Real memory savings from Flash Attention
"""
return {
"standard_attention": {
"attention_matrix": "O(N²)",
"32k_seq_per_head": "2 GB",
"64_heads": "128 GB (just for attention!)",
},
"flash_attention": {
"attention_matrix": "O(1) - never fully materialized",
"block_size": "Typically 128 or 256",
"memory_per_block": "128 * 128 * 2 = 32 KB",
"total": "Much smaller working set",
},
"practical_impact": {
"before": "32K context barely fits",
"after": "128K context becomes feasible",
"why": "Removed quadratic memory term",
},
}
Speed Improvement
def speed_improvement():
"""
Why Flash Attention is faster (as a side effect)
"""
return {
"not_because": [
"Fewer FLOPs (actually similar or more)",
"Better algorithms for attention",
"Approximations",
],
"because": [
"Fewer memory round trips",
"Better cache utilization",
"More compute per memory load",
"Fused kernels (fewer kernel launches)",
],
"typical_speedup": {
"vs_standard_pytorch": "2-4x faster",
"on_long_sequences": "Even larger speedup",
"why_varies": "Depends on sequence length and hardware",
},
}
Implementation Details
def flash_attention_usage():
"""
How to use Flash Attention
"""
pytorch = """
# PyTorch 2.0+ has built-in Flash Attention
import torch.nn.functional as F
# Automatically uses Flash Attention when possible
output = F.scaled_dot_product_attention(
query, key, value,
is_causal=True, # For autoregressive decoding
)
"""
explicit = """
# Explicit Flash Attention via flash-attn library
from flash_attn import flash_attn_func
output = flash_attn_func(
q, k, v,
causal=True,
softmax_scale=1.0 / math.sqrt(head_dim),
)
"""
vllm = """
# vLLM uses Flash Attention by default
# No configuration needed
# Falls back to other implementations if not available
"""
return pytorch, explicit, vllm
When Flash Attention Helps Most
def when_flash_helps():
return {
"high_impact": [
{
"scenario": "Long context (>4K tokens)",
"why": "Quadratic memory savings compound",
},
{
"scenario": "Training (backward pass)",
"why": "Recomputation is cheaper than storing",
},
{
"scenario": "Memory-constrained serving",
"why": "Enables sequences that wouldn't fit",
},
],
"moderate_impact": [
{
"scenario": "Short context serving",
"why": "Memory isn't the bottleneck anyway",
},
{
"scenario": "Already memory-efficient setup",
"why": "Smaller relative improvement",
},
],
"note": """
Flash Attention for inference mostly helps with memory.

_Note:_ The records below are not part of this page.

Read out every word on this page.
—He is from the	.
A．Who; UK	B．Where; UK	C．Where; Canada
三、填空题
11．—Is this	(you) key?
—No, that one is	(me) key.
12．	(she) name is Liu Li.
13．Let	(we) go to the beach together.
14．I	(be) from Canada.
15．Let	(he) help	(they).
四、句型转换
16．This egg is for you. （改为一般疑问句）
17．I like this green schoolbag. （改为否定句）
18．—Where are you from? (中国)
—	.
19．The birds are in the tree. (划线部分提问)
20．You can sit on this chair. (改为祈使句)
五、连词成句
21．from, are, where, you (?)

The speed improvement is nice but secondary.
For short sequences, the difference is minimal.
"""
}
What Flash Attention Doesn't Do
def common_misconceptions():
return [
{
"myth": "Flash Attention approximates attention",
"truth": "It's mathematically identical, just computed differently",
},
{
"myth": "Flash Attention reduces FLOPs",
"truth": "Same or more FLOPs, fewer memory operations",
},
{
"myth": "Flash Attention helps with KV cache",
"truth": "KV cache is separate. Flash Attention helps with attention computation",
},
{
"myth": "Flash Attention always makes things faster",
"truth": "For short sequences, overhead can outweigh benefits",
},
]
Flash Attention is a memory access optimization that happens to speed things up. Understanding this distinction matters: if you're optimizing for speed on short sequences, Flash Attention isn't your answer. If you're trying to serve longer contexts, it's essential.